Elon Musk-run Tesla did not fix the Autopilot system after a fatal crash in the US in 2016 that killed a driver, the electric car-maker’s engineers have reportedly admitted in their testimonies.
According to Bloomberg, the engineers admitted this in a testimony in 2021 in a family’s lawsuit over a similar 2019 fatal Tesla collision that is now headed for a trial in the US.
Despite the company’s knowledge “that there’s cross traffic or potential for cross traffic, the Autopilot at the time was not designed to detect that,” according to the testimony given in 2021 by company engineer Chris Payne that was excerpted in a recent court filing.
Engineer Nicklas Gustafsson provided a similar account in a 2021 deposition.
“The electric-car maker didn’t make any changes to its driver-assistance technology to account for crossing traffic in the nearly three years between two high-profile accidents that killed Tesla drivers whose cars slammed into the side of trucks,” the report mentioned, citing newly-revealed testimony.
The family for one of the dead Tesla owners is now seeking punitive damages in a lawsuit, set to go to trial this October.
Tesla is under intense scrutiny for its Autopilot and its Full Self-Driving (FSD) driver assistance features.
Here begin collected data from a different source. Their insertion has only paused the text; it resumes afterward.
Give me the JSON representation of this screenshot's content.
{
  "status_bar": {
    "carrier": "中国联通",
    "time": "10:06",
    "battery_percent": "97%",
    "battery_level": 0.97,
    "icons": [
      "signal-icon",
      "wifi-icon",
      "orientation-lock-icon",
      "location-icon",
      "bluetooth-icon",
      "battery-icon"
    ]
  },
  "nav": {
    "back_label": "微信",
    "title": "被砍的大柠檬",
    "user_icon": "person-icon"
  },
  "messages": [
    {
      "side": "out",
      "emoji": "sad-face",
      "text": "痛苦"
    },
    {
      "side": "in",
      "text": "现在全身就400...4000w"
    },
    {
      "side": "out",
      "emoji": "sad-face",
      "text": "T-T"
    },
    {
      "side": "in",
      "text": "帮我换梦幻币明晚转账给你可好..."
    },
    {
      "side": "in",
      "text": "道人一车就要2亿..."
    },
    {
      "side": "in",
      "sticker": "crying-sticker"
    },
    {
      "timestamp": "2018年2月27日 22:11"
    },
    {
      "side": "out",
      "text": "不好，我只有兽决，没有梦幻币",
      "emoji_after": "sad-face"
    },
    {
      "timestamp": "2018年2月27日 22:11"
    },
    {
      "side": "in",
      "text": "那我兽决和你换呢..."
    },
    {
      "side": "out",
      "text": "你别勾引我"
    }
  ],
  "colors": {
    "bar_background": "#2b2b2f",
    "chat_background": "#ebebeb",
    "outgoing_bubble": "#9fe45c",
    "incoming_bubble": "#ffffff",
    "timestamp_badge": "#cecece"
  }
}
In some relief for Tesla CEO Musk, jurors in an Autopilot-related 2019 crash in the US gave the verdict in favour of the electric car company in April this year.
The jury in the California state court awarded plaintiff Justine Hsu, who sued Tesla in 2020, no damages, according to reports.
In February, Tesla received a clean chit from the US National Transportation Safety Board (NTSB) in a fatal crash involving a Tesla Model S Autopilot system in 2021.
The US Securities and Exchange Commission (SEC) is also investigating self-driving claims made by Musk.
In February, Tesla paused the rollout of its Full Self-Driving beta software in the US and Canada following a recall of the system.